Fala-se muito hoje em novas tendências no mundo do trabalho, especialmente com a chegada dos millennials ao mercado de trabalho. Como lidam com esse fenómeno?
Julgo que são temas diferentes. Há claramente novas tendências no que respeita à mobilidade e à descentralização do posto de trabalho, muito proporcionado pela tecnologia. Não obstante, julgo que ainda estamos longe de nos aproximarmos de outros países onde o trabalho remoto, por exemplo, é mais comum e até natural. Em Portugal, não havendo uma clarificação de regras (e até da própria flexibilização da legislação laboral), receio que rapidamente o conceito se desvirtuasse. Já sobre os millennials tenho uma opinião provavelmente um pouco diferente do mercado. Não acho que sejam super homens/mulheres, nem tão pouco mais dotados que outras gerações anteriores. Acho sim, que têm perspetiva diferentes no que respeita à carreira e aos desafios profissionais. Para mim, é apenas uma questão de gestão das suas expectativas e de encontrar a melhor forma de os enquadrar e motivar nas empresas, mas repito, nada de diferente comparativamente a outras gerações. Afinal de contas, julgo que qualquer empresa quer colaboradores felizes e motivados, e isso não mudou.
Uma das vossas bandeiras é a formação que dão aos colaboradores, e fala-se que têm um programa de certificações muitoinovador. Quer-nos contar como funciona?
Na sua essência privilegiamos as qualificações de forma constante e permanente. Sou defensor do princípio que pessoas mais competentes têm desempenhos mais competentes também. O que fizemos foi disponibilizar uma base de cursos maioritariamente tecnológicos a todos os colaboradores, desde que tenham no final um exame. O sucesso no exame é premiado com pontos, que podem ser ou utilizados para efeitos da sua progressão na carreira ou trocados por dinheiro. Por isso, como imagina, temos na qualificação também uma forma de progressão, ou de retribuição adicional, como se de um variável se tratasse. Sendo um programa que abrange todos os colaboradores, tem servido também para requalificar aqueles que ainda possuem competências em tecnologias mais legacy, possibilitando o seu enquadramento em projetos mais inovadores.Como nota adicional, refiro que temos ajudado outras empresas em projetos desta natureza que não têm nada a ver com o setor das TI, mas que obviamente têm uma exposição à tecnologia cada vez maior.

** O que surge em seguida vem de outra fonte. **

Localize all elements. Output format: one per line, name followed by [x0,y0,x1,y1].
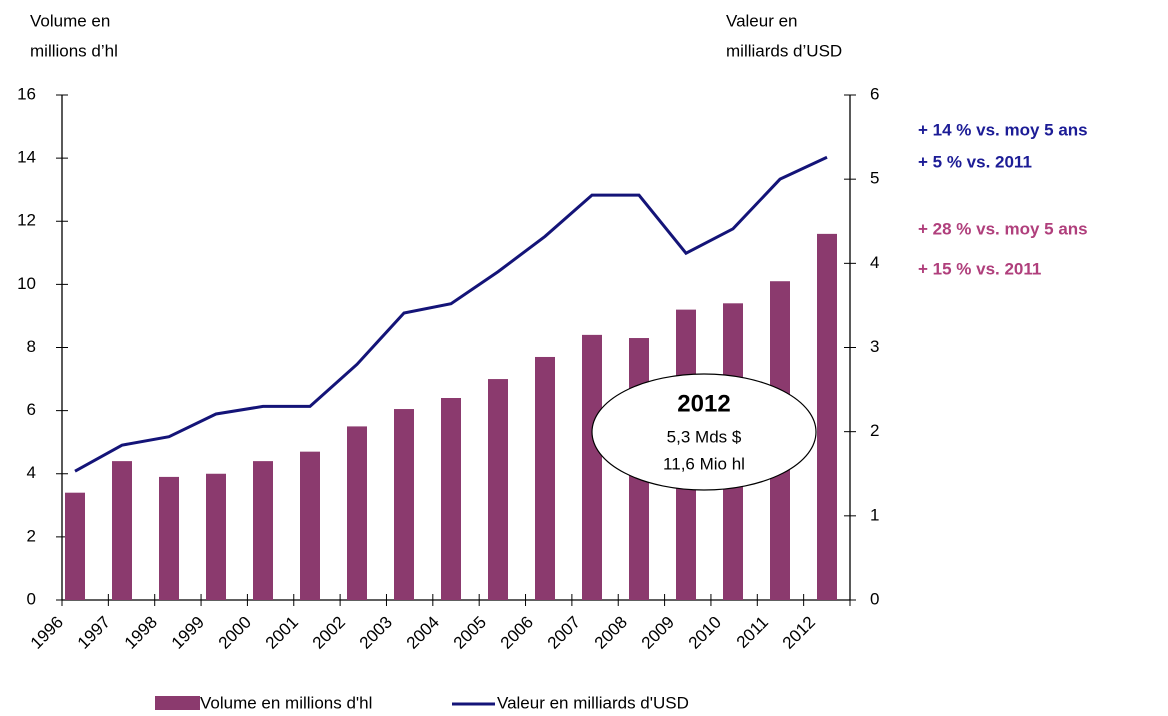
x-tick-label: 1996 [27,613,67,653]
y-tick-label: 4 [27,463,36,482]
bar [817,233,837,600]
y-tick-label: 10 [17,274,36,293]
x-tick-label: 2011 [733,613,772,652]
callout-text: 2012 [677,390,730,417]
y-tick-label: 12 [17,211,36,230]
bar [159,476,179,600]
y-tick-label: 0 [27,589,36,608]
y-axis-title: Volume en [30,11,110,30]
legend-label: Valeur en milliards d'USD [497,693,689,712]
y2-axis-title: milliards d’USD [726,41,842,60]
x-tick-label: 2003 [356,613,396,653]
bar [535,356,555,600]
callout-text: 5,3 Mds $ [667,427,742,446]
legend-swatch [155,696,200,710]
x-tick-label: 2006 [497,613,537,653]
x-tick-label: 2007 [544,613,584,653]
y2-tick-label: 0 [870,589,879,608]
x-tick-label: 1997 [74,613,114,653]
x-tick-label: 2001 [262,613,302,653]
y2-tick-label: 1 [870,505,879,524]
bar [582,334,602,600]
annotation: + 5 % vs. 2011 [918,152,1032,171]
x-tick-label: 2002 [309,613,349,653]
line [74,155,828,473]
x-tick-label: 2010 [685,613,725,653]
bar [206,473,226,600]
y-axis-title: millions d’hl [30,41,118,60]
bar [253,461,273,600]
bar [347,426,367,600]
bar [394,409,414,600]
bar [65,492,85,600]
y2-axis-title: Valeur en [726,11,798,30]
y-tick-label: 2 [27,526,36,545]
x-tick-label: 2012 [779,613,819,653]
annotation: + 15 % vs. 2011 [918,259,1041,278]
bar [300,451,320,600]
x-tick-label: 1999 [168,613,208,653]
x-tick-label: 1998 [121,613,161,653]
y2-tick-label: 5 [870,169,879,188]
bar [441,398,461,600]
y2-tick-label: 6 [870,84,879,103]
y2-tick-label: 2 [870,421,879,440]
annotation: + 28 % vs. moy 5 ans [918,219,1088,238]
y-tick-label: 6 [27,400,36,419]
x-tick-label: 2000 [215,613,255,653]
bar [488,379,508,600]
y-tick-label: 16 [17,84,36,103]
x-tick-label: 2009 [638,613,678,653]
x-tick-label: 2004 [403,613,443,653]
callout-bubble [591,373,817,491]
y-tick-label: 8 [27,337,36,356]
bar [112,461,132,600]
x-tick-label: 2008 [591,613,631,653]
y2-tick-label: 3 [870,337,879,356]
x-tick-label: 2005 [450,613,490,653]
y-tick-label: 14 [17,148,36,167]
y2-tick-label: 4 [870,253,879,272]
legend-label: Volume en millions d'hl [200,693,372,712]
annotation: + 14 % vs. moy 5 ans [918,120,1088,139]
callout-text: 11,6 Mio hl [663,454,745,473]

A inovação é um motor do desenvolvimento da vossa organização? Se sim, como gerem o esforço de inovação com as exigências que um mercado como o vosso coloca?
A inovação é vista por nós como um pro cesso contínuo, infinito, de melhoria constante. Felizmente para nós, a exposição permanente dos nossos colegas a tecnologias de ponta, quer seja nas áreas da Inteligência Artificial, Cloud, Internet das Coisas, entre outras, permite-lhes ter ideias interessantes que tentamos sempre explorar e aprofundar. Temos sabido manter essa prática ativa, cabendo-nos sobretudo capacitar a empresa dos meios técnicos necessários que lhes possibilitem desenvolver essas experiências ou ideias inovadoras.
Num mercado tão quente como o do IT, como é que conseguem estar sempre a alimentar a vossa empresa com talento?
Os cursos de engenharia informática não dão para as encomendas… A nossa base de recrutamento mudou
bastante nos últimos anos e, felizmente, temos sido bons parceiros da maioria das universidades ou politécnicos em Portugal. No entanto, olhamos para o recrutamento de forma significativamente diferente da maioria das empresas. Para ter uma ideia, o recrutamento de jovens provenientes de licenciaturas em sistemas de informação é, nos últimos 5 anos, de apenas 5%. A principal razão prende-se com o facto de privilegiarmos o curriculum académico, nomeadamente as cadeiras que tiveram componentes muito desenvolvidas de pensamento lógico ou matemática, por exemplo, porque percebemos que os jovens são muito mais eficientes na interpretação de linguagens de programação. Por outro lado, este fator faz com que tenhamos uma diversidade de jovens dentro de casa muito maior, com bases académicas tão distintas como biotecnologia, física, engenharia mecânica, educação física, psicologia, entre outros, trazendo uma riqueza curricular muito positiva para o ambiente da empresa.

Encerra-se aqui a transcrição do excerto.